It took me a while to get to Tastings, the new Florida-born wine bar franchise attached to the Conrad Hotel. Mostly I had been turned off by the dark, stale-looking awning, whose amateurish logo reminded me of old mail order catalogues. A friend assured me that things looked better on the inside, and tasted even better than that.
Once inside, things looked a bit up. At least at first. As I became comfortable in my surroundings, I realized the overwhelming brownness of the space. I'm told the setup isn't too different from the previous resident, Vitesse, which I'd heretofore had the pleasure of escaping, if only for the color scheme: Tan, off-white and medium-brown woods and walls coalesced in an unending continuum of poop-hued monotony. The garish lighting doesn't help things. It manages to be too bright even while dim, casting unflattering shadows all over drinkers' faces.
And the paintings! Granted, I may never have put my finger to the general malaise that plagued me after an hour inside the wine bar if I hadn't gone with a professional artist. He balked at the large, mostly wine-themed paintings splayed around the space. Surely, we bet, these puff-painted monstrosities were surplus from '80s starving artists shows. But a glance at the descriptions revealed differently: The artist, Leanne Laine, has been specially commissioned by the Tastings' Florida-based owners.
I detect a strategy here. Rather than become one of those swanky wine bars that dissipate in all but the biggest cities (and even in those nowadays), Tastings seeks to surpass those snot-nosed 20-somethings for the old people with real money. Nothing says "40 and above club" like the aforementioned color scheme.
And here my ranting stops, because aside from the very important aspect of the joint's interior, the business model is quite solid. Tastings offers a customizable value and experience: $25 got me 16 oz. of wine. Good wine. So good, I failed to write down all the varietals that comprised those glasses. Their memory comes in faint waves: Trimbach's spicy, off-dry Gwertz. A simple, plummy fruit-forward Shiraz blend by The Stump Jump. The Two Hands Angel's Share Shiraz that, to my beer-dominated palate, tasted almost whiskey barrel aged, with smokey chocolate and a smooth, hot sweetness.
The setup spurs a little debriefing: The wine station carousels are arranged by related varietals, so you'll go to a tasting station focused mostly on interesting whites or bold reds, for example. Insert your pre-paid Tastings card in one of two slots at each roundabout, push the button above your bottle of choice and put your glass under the spigot to receive your taste of wine. Wine-by-the-2-oz. pour ranges from about $2.50 to $50, whether you're tasting a cheap-but-solid California bottle or 2 ounces of Opus One.
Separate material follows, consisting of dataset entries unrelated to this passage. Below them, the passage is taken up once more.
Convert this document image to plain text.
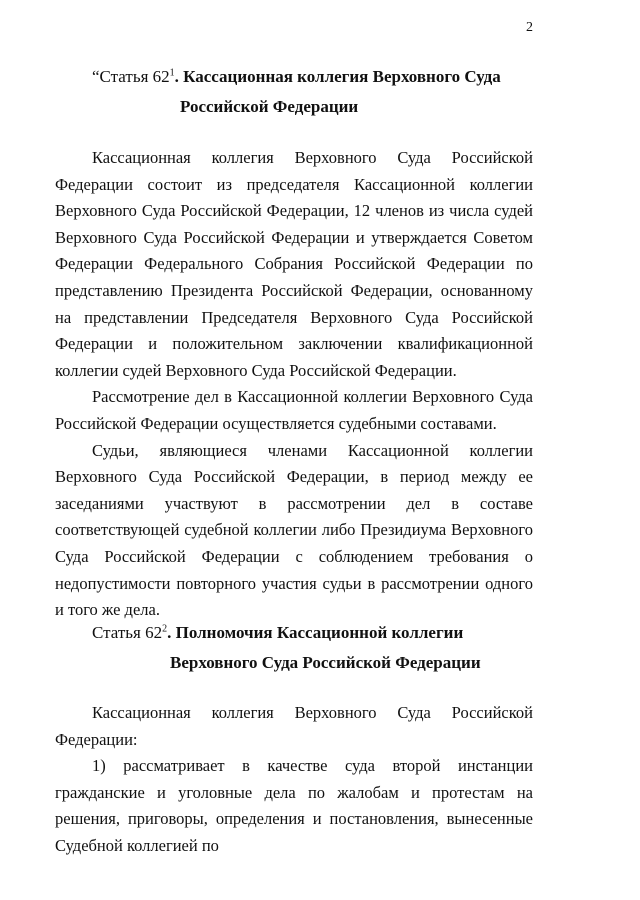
2
“Статья $62^1$. Кассационная коллегия Верховного Суда
Российской Федерации

Кассационная коллегия Верховного Суда Российской Федерации состоит из председателя Кассационной коллегии Верховного Суда Российской Федерации, 12 членов из числа судей Верховного Суда Российской Федерации и утверждается Советом Федерации Федерального Собрания Российской Федерации по представлению Президента Российской Федерации, основанному на представлении Председателя Верховного Суда Российской Федерации и положительном заключении квалификационной коллегии судей Верховного Суда Российской Федерации.

Рассмотрение дел в Кассационной коллегии Верховного Суда Российской Федерации осуществляется судебными составами.

Судьи, являющиеся членами Кассационной коллегии Верховного Суда Российской Федерации, в период между ее заседаниями участвуют в рассмотрении дел в составе соответствующей судебной коллегии либо Президиума Верховного Суда Российской Федерации с соблюдением требования о недопустимости повторного участия судьи в рассмотрении одного и того же дела.

Статья $62^2$. Полномочия Кассационной коллегии
Верховного Суда Российской Федерации

Кассационная коллегия Верховного Суда Российской Федерации:

1) рассматривает в качестве суда второй инстанции гражданские и уголовные дела по жалобам и протестам на решения, приговоры, определения и постановления, вынесенные Судебной коллегией по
When I say cheap but solid, I mean it. I didn't have a bad-tasting $20 bottle of wine while I was there - and, in fact, had a pretty pleasing run-in with a petite Sirah from California, around $3 per pour. By-the-ounce pours seem to get the greatest markup; every bottle in the house is offered for sale, but prices don't seem to be too far off from retail.
In case you're wondering how well the wine in those "tasted" bottles is preserved, rest assured that the Enomatic tasting machines decrease oxygen and increase nitrogen to keep the wine "frozen in time." Indeed, my smidge of 2008 Mollyduker Shiraz tasted like it had just been opened (though, with its popularity and turnover, it probably hadn't been in rotation long). This is one to try at Tastings if you're a fan of Shiraz: it was well-rounded on the side of velvety sweet, with chewy, thick and spicy stewed fruit, and syrupy legs.
There is a menu of smallish bites to help temper your tipsiness; we chose a cheese duo of Port Salut and aged Gouda for around $8. The plate came with toast, grapes and minimalist silver cheese knives, and was everything it was promised to be. The pizza we ordered never materialized; we chose not to remind our waiter of our request.
But the food really isn't the focus here. It's all about the oft-rotated wine you can sample and savor with friends — over a good laugh at the atmosphere's expense.